来春日殿的路上,便听长安说,蜀地上供三匹蜀锦,窦太后召三位公主到兴庆宫裁秋衣,小妹在那里丢了一块平安玉牌,窦太后不允小妹搜宫的请求。
后来,阿娇的贴身大宫女绿翘为阿娇整理衣裙时,不慎从袖中跌出一块平安玉牌,那玉牌正是小妹丢的那一块,玉牌落地,碎成两半,显然是阿娇想给小妹添堵。
再后来,小妹与阿娇在窦太后面前打了起来,窦太后拉偏架,只处罚了小妹,还将小妹应得的那匹蜀锦给了阿娇。

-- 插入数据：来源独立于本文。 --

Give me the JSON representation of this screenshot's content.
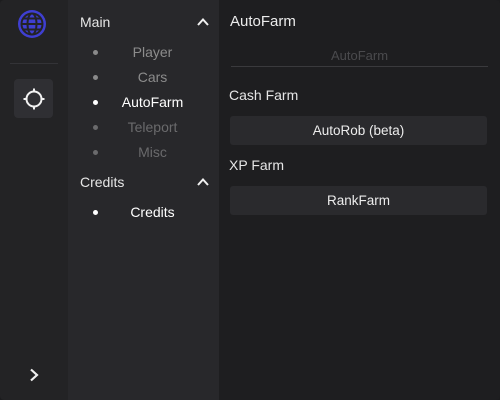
{
  "sidebar": {
    "sections": [
      {
        "title": "Main",
        "items": [
          {
            "label": "Player"
          },
          {
            "label": "Cars"
          },
          {
            "label": "AutoFarm"
          },
          {
            "label": "Teleport"
          },
          {
            "label": "Misc"
          }
        ]
      },
      {
        "title": "Credits",
        "items": [
          {
            "label": "Credits"
          }
        ]
      }
    ]
  },
  "main": {
    "title": "AutoFarm",
    "subtab_label": "AutoFarm",
    "groups": [
      {
        "label": "Cash Farm",
        "button_label": "AutoRob (beta)"
      },
      {
        "label": "XP Farm",
        "button_label": "RankFarm"
      }
    ]
  },
  "colors": {
    "logo": "#3f3fd1",
    "active_text": "#ffffff",
    "inactive_text": "#8c8c8c"
  },
  "icons": {
    "logo": "globe-icon",
    "rail_button": "crosshair-icon",
    "expand": "chevron-right-icon",
    "collapse": "chevron-up-icon"
  }
}
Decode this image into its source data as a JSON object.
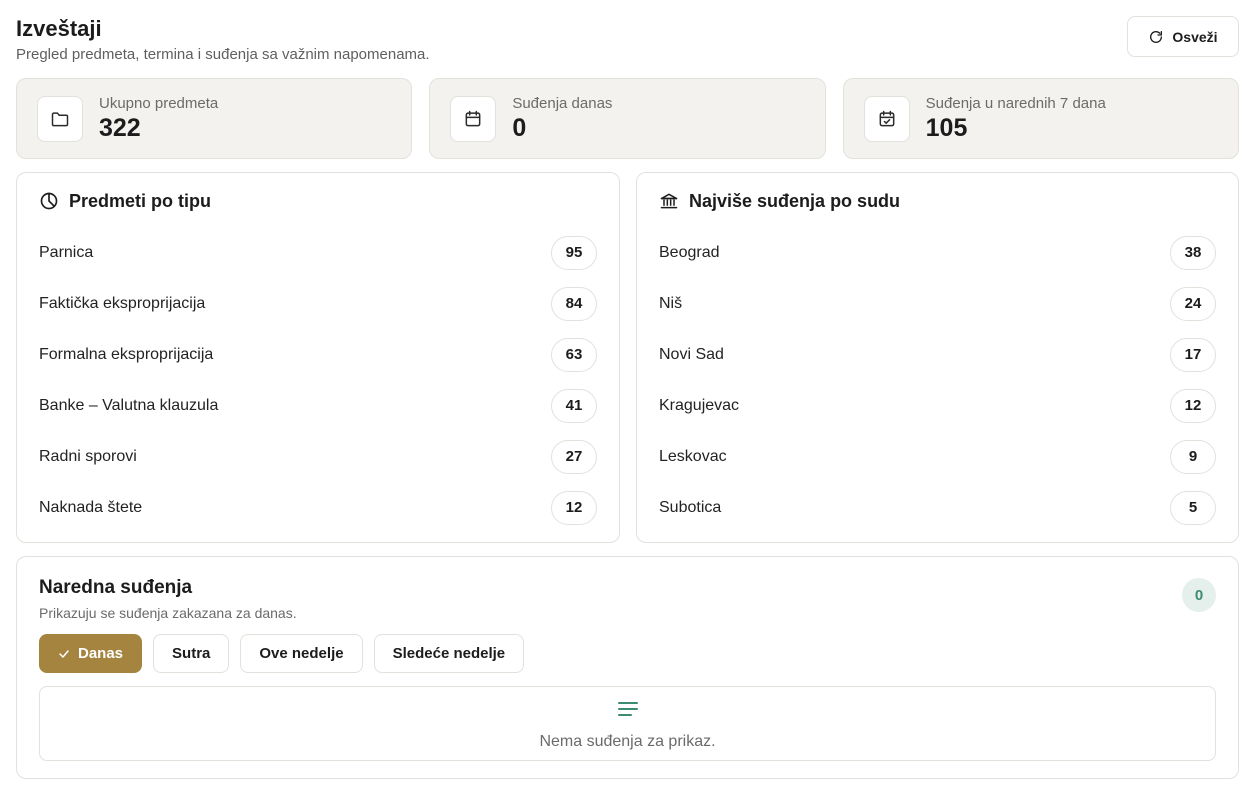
{
  "header": {
    "title": "Izveštaji",
    "subtitle": "Pregled predmeta, termina i suđenja sa važnim napomenama.",
    "refresh_label": "Osveži"
  },
  "stats": [
    {
      "icon": "folder-icon",
      "label": "Ukupno predmeta",
      "value": "322"
    },
    {
      "icon": "calendar-icon",
      "label": "Suđenja danas",
      "value": "0"
    },
    {
      "icon": "calendar-check-icon",
      "label": "Suđenja u narednih 7 dana",
      "value": "105"
    }
  ],
  "by_type": {
    "title": "Predmeti po tipu",
    "icon": "pie-chart-icon",
    "items": [
      {
        "label": "Parnica",
        "count": "95"
      },
      {
        "label": "Faktička eksproprijacija",
        "count": "84"
      },
      {
        "label": "Formalna eksproprijacija",
        "count": "63"
      },
      {
        "label": "Banke – Valutna klauzula",
        "count": "41"
      },
      {
        "label": "Radni sporovi",
        "count": "27"
      },
      {
        "label": "Naknada štete",
        "count": "12"
      }
    ]
  },
  "by_court": {
    "title": "Najviše suđenja po sudu",
    "icon": "courthouse-icon",
    "items": [
      {
        "label": "Beograd",
        "count": "38"
      },
      {
        "label": "Niš",
        "count": "24"
      },
      {
        "label": "Novi Sad",
        "count": "17"
      },
      {
        "label": "Kragujevac",
        "count": "12"
      },
      {
        "label": "Leskovac",
        "count": "9"
      },
      {
        "label": "Subotica",
        "count": "5"
      }
    ]
  },
  "upcoming": {
    "title": "Naredna suđenja",
    "subtitle": "Prikazuju se suđenja zakazana za danas.",
    "count": "0",
    "filters": [
      {
        "label": "Danas",
        "active": true
      },
      {
        "label": "Sutra",
        "active": false
      },
      {
        "label": "Ove nedelje",
        "active": false
      },
      {
        "label": "Sledeće nedelje",
        "active": false
      }
    ],
    "empty_icon": "list-icon",
    "empty_text": "Nema suđenja za prikaz."
  },
  "colors": {
    "accent": "#a4843e",
    "teal": "#3d8a73",
    "card_bg": "#f3f2ee",
    "border": "#e3e1dc"
  }
}
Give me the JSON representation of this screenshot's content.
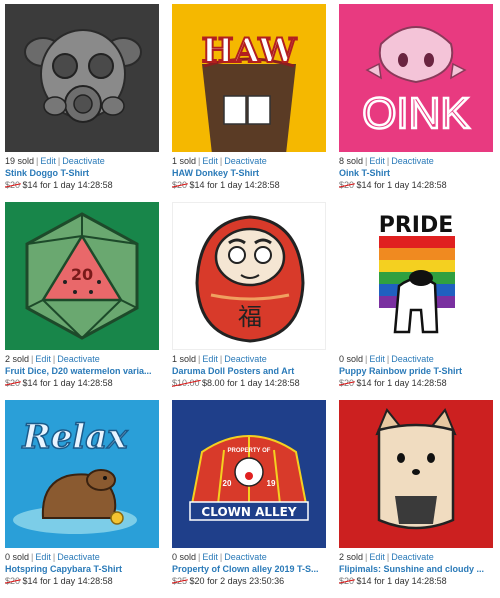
{
  "products": [
    {
      "sold": "19 sold",
      "edit": "Edit",
      "deactivate": "Deactivate",
      "title": "Stink Doggo T-Shirt",
      "old_price": "$20",
      "price": "$14 for 1 day 14:28:58",
      "bg": "#3a3a3a",
      "art": "gasmask-dog"
    },
    {
      "sold": "1 sold",
      "edit": "Edit",
      "deactivate": "Deactivate",
      "title": "HAW Donkey T-Shirt",
      "old_price": "$20",
      "price": "$14 for 1 day 14:28:58",
      "bg": "#f5b800",
      "art": "haw-donkey",
      "art_text": "HAW"
    },
    {
      "sold": "8 sold",
      "edit": "Edit",
      "deactivate": "Deactivate",
      "title": "Oink T-Shirt",
      "old_price": "$20",
      "price": "$14 for 1 day 14:28:58",
      "bg": "#e83a80",
      "art": "oink-pig",
      "art_text": "OINK"
    },
    {
      "sold": "2 sold",
      "edit": "Edit",
      "deactivate": "Deactivate",
      "title": "Fruit Dice, D20 watermelon varia...",
      "old_price": "$20",
      "price": "$14 for 1 day 14:28:58",
      "bg": "#18864a",
      "art": "d20-watermelon",
      "art_text": "20"
    },
    {
      "sold": "1 sold",
      "edit": "Edit",
      "deactivate": "Deactivate",
      "title": "Daruma Doll Posters and Art",
      "old_price": "$10.00",
      "price": "$8.00 for 1 day 14:28:58",
      "bg": "#ffffff",
      "art": "daruma-doll",
      "art_text": "福"
    },
    {
      "sold": "0 sold",
      "edit": "Edit",
      "deactivate": "Deactivate",
      "title": "Puppy Rainbow pride T-Shirt",
      "old_price": "$20",
      "price": "$14 for 1 day 14:28:58",
      "bg": "#ffffff",
      "art": "pride-puppy",
      "art_text": "PRIDE"
    },
    {
      "sold": "0 sold",
      "edit": "Edit",
      "deactivate": "Deactivate",
      "title": "Hotspring Capybara T-Shirt",
      "old_price": "$20",
      "price": "$14 for 1 day 14:28:58",
      "bg": "#2a9fd8",
      "art": "relax-capybara",
      "art_text": "Relax"
    },
    {
      "sold": "0 sold",
      "edit": "Edit",
      "deactivate": "Deactivate",
      "title": "Property of Clown alley 2019 T-S...",
      "old_price": "$25",
      "price": "$20 for 2 days 23:50:36",
      "bg": "#1f3f8a",
      "art": "clown-alley",
      "art_text": "CLOWN ALLEY",
      "art_text_2": "PROPERTY OF",
      "art_text_3": "20",
      "art_text_4": "19"
    },
    {
      "sold": "2 sold",
      "edit": "Edit",
      "deactivate": "Deactivate",
      "title": "Flipimals: Sunshine and cloudy ...",
      "old_price": "$20",
      "price": "$14 for 1 day 14:28:58",
      "bg": "#cc2020",
      "art": "flip-shiba"
    }
  ]
}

“让四哥看看,是谁家小妹哭成了小花猫?原来是周怀德家的小妹。”平宁帝歪头认真端详周斯玉的容颜。
周斯玉嗔了一声,“才没有哭,四哥你好讨厌。”
平宁帝: “还没哭,眼睛都肿成了粉桃儿样了。”
周斯玉胡乱绞着手中帕子,咬了咬唇。
“不许四哥说哭字,也不许四哥说桃儿,不许四哥取笑我。”
一连说了几个不许,故意恼了,反正四哥会哄她的。
“好好好,四哥下旨,为防有人取笑咱们清河长公主,天下书文禁用哭字,家家户户不准种桃树,违旨者诛九族。”平宁帝开玩笑道。
周斯玉两弯秀丽的弯眉高高吊起, “四哥,不许你当昏君。”
“为我心爱的小妹,当一次昏君又有何妨?小妹可比四哥的天下要重。”平宁帝忽觉失言,小妹最讨厌好色无道的昏君,遂岔开话道:“阿娇弄坏了你的平安玉牌,四哥代她向你道歉,你拿出来,四哥帮你修补,好不好?”
“母后都不在乎,我在乎那件死物做什么。”周斯玉早命银朱将那碎了的玉牌扔进太液池中,可能这会儿已经进了鱼肚子里也说不准。
那块平安玉牌,是母后送她的及笄礼。
就算知道母后溺爱阿娇,是想故意养坏阿娇的性子。
而母后对自己不假辞色,是为让自己学会争、学会抢、学会女子在这艰难世道安身立命的各种本事。
她还是对母后生了怨气、有了憎恶。
平宁帝听到周斯玉是如何处置碎玉牌的,知道这次小妹是真被窦太后和阿娇伤到了心。
“不如这样,四哥带你去报仇,咱们去捉弄阿娇,解解气也是好的。”
“真的可以吗?四哥。”周斯玉眼中亮晶晶的,她多得是欺负人的新花样。